LABOUR demanded today that Boris Johnson finally publish his promised plan to fix social care, which should include a pay guarantee of at least the real living wage for all care workers.

On his first day in office, the Prime Minister promised to fix the crisis in social care with a plan he said he had already prepared. But now it will not be published until next year.

Deputy Labour leader Angela Rayner said it was “unconscionable” and a “moral outrage” that the average wage for a care worker is £8.10 an hour while half of care workers do not earn the real living wage which is at least £9.30, and £10.75 in London.

She said it is “appalling” that many low-paid care workers also do not receive statutory sick pay of £94.25 a week, and that the situation has not changed in the pandemic.

Ms Rayner condemned it as a “disgrace” that Mr Johnson “demeaned the office of Prime Minister by attempting to blame care workers for the spread of coronavirus in our care homes.”

She continued: “It is his failure and incompetence that has resulted in 15,000 deaths in our care homes due to coronavirus.”

Ms Rayner was a home-visit care worker, a shop steward and union official before becoming an MP. 

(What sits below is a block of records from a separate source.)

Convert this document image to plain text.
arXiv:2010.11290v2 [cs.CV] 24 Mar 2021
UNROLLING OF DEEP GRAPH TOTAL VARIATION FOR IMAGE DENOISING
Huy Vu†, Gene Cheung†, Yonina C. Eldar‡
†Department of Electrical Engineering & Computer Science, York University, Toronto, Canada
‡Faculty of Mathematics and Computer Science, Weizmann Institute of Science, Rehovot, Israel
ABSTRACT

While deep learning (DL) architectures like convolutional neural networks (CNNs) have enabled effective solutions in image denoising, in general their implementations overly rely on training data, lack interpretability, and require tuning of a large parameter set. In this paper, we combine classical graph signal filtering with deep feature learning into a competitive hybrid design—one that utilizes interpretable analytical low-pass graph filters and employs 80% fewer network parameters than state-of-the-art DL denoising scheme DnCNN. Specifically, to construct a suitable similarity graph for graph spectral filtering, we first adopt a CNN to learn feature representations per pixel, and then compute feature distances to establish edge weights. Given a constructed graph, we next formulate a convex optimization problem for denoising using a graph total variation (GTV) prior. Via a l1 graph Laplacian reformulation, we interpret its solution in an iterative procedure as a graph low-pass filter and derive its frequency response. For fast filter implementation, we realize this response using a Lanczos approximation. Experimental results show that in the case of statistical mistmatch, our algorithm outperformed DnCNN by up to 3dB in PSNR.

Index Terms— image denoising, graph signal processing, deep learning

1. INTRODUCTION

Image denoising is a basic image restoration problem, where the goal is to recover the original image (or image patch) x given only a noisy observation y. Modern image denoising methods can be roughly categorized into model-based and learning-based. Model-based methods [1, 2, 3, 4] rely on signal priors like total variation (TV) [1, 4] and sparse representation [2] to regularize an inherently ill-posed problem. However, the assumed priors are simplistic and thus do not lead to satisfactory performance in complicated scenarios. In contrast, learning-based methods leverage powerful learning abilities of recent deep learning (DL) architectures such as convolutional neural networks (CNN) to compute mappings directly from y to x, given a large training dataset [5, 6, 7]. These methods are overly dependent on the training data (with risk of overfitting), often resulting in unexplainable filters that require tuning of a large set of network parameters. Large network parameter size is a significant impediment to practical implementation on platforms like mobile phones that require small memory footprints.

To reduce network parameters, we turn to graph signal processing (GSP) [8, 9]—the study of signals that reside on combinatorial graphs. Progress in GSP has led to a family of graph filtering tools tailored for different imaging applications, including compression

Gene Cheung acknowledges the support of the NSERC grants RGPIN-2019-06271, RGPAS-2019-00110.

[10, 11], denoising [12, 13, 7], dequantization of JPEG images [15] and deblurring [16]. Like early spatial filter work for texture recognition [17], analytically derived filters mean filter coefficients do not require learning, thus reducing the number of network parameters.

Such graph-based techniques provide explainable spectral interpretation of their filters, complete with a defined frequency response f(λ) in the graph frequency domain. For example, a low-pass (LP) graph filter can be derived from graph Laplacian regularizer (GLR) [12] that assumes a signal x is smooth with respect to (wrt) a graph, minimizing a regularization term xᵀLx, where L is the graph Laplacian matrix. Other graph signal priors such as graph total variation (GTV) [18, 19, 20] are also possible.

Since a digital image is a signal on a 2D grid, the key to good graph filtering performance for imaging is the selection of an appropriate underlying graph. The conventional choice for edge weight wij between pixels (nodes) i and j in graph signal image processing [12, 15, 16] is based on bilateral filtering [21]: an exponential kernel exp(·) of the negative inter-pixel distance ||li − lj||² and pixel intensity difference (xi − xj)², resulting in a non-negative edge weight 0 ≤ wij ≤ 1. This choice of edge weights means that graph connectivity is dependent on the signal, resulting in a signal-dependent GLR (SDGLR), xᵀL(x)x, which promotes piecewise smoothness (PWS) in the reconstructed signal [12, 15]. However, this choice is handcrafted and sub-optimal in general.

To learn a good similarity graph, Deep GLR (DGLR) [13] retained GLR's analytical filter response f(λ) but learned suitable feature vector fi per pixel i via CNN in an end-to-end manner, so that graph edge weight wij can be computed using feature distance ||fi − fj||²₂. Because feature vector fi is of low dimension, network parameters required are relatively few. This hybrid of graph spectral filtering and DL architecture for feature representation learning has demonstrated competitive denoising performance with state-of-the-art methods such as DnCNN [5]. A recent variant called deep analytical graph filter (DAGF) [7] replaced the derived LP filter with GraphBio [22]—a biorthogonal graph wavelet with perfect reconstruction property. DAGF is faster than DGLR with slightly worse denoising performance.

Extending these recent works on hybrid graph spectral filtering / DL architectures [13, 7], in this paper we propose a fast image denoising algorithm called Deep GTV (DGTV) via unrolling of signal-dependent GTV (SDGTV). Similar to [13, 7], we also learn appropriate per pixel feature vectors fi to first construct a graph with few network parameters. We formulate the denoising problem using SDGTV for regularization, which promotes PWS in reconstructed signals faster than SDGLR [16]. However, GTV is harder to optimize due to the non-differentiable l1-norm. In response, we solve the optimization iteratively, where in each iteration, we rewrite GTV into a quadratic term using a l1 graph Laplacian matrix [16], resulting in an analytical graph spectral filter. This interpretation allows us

She opened the party’s online conference Labour Connected over the weekend by paying tribute to the “key worker heroes” who have worked on the front line during the pandemic.

She said: “The Prime Minister and government ministers have fallen over themselves to clap for our carers and offer them warm words, but applause and empty gestures don’t pay the rent or put the food on the table.

“We can’t clap our key workers and then abandon them. We can’t go back to business as usual, where the very same people who have helped to get our country through this crisis are still underpaid and undervalued.

“After all their sacrifice and bravery, the very least that our care workers deserve is a pay rise.”

Unison assistant general secretary Roger McKenzie said that Labour is right to call for a real living wage for care workers.

He told the Morning Star: “These workers, mainly women and many migrant workers have been struggling to keep a roof over their heads for far too long.

“Of course, the very best way for them to secure at least a living wage is to join Unison and for the care service to be taken out of private hands and brought back into public control.”